I understand that not every episode is going to be a large get together for the family, but I think we’re getting to the point where the writers are coasting on what they know works instead of trying things that might actually work too. Early in the season we had some nice pairings like Gloria and Alex, so I’m kind of wondering what happened to that show; if their argument is that they don’t need to do that every week, I’d have to contend that the best thing the show could do is create some diversity between episodes to keep things fresh. Episodes that separate the three families should be a last resort, because even with an attempt to use cute soundbytes from the kids and the firemen to tie the stories together this episode felt like the writers took three decent story ideas from a giant board and put them together.
And while that might not make for bad television, it does make for a low degree of difficulty that I believe to be beneath what this show is capable of, and no guest star is enough to make up for that.
Cultural Observations
- I can’t help comparing Phil with Michael Scott, especially during that final monologue about what he would be able to get the longer he lets Claire’s guilt fester. The comparison is sometimes positive, sometimes negative, which is why I really want the show to try to break some new ground with the character. I like episodes which upend he and Claire’s relationship (the novelty of which sustained me through the Ed Norton story), but this one sort of resisted that temptation.

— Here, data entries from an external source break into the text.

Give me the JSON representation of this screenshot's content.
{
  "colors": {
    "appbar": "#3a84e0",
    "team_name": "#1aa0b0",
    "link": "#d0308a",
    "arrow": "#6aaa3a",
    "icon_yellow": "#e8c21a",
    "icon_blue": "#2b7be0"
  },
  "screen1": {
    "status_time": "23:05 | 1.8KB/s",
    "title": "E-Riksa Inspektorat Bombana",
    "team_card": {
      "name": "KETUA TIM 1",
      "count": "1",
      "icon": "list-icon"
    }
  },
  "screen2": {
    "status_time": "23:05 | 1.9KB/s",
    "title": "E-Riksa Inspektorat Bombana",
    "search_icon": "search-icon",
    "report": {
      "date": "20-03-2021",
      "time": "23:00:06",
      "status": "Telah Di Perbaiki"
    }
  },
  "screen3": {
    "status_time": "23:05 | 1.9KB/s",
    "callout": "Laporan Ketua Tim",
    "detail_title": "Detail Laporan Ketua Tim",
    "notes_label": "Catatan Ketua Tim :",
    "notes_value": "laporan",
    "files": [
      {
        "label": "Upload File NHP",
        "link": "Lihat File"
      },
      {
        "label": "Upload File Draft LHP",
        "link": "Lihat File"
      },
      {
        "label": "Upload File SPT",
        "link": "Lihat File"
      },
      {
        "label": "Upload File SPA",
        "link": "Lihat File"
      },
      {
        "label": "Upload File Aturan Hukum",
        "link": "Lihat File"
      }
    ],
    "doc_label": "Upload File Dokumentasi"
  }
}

- I like Benjamin Bratt, but I sort of question how subdued he played Javier: this was the person who Gloria supposedly fought/had sex with out a window with? I know the show was going for a more subdued take in order to explain why he might leave Manny, and for Jay to start to think he’s a decent guy, but outside of some extravagant gifts I thought Bratt was almost too low-key for the character (who, based on the previous dialogue, was a bit of a caricature).
- I also have to question whether it was smart to give both Cameron and Phil such physical-comedy heavy stories in the same episode – both had funny moments (I liked Phil’s “like you’re hugging me, but don’t touch me” move), but it might have been too much for a single set of stories.
- Fun callback to “Don’t Talk Black” in Phil’s hospital scene with Luke (see, I noticed some good things too).
I’m less concerned than you that they went back to basic pilot definitions of the characters for their first episode back from break, as there’s often a bit of stage setting needed (or thought to be needed) for a new portion of the season to remind viewers. In some respects, in fact, they did play off of the early actions of the characters (Claire playing the role with the Firemen that Phil played with the neighbor lady in the Bicycle Thief; Jay playing the role of Manny with Bratt’s character, while Gloria plays the role of Jay).
Mostly, though, I’m commenting to suggest that you take a page from Veronica’s (BOT) playbook. When a show in reality doesn’t do what the show in your head would have done, just pretend that it did.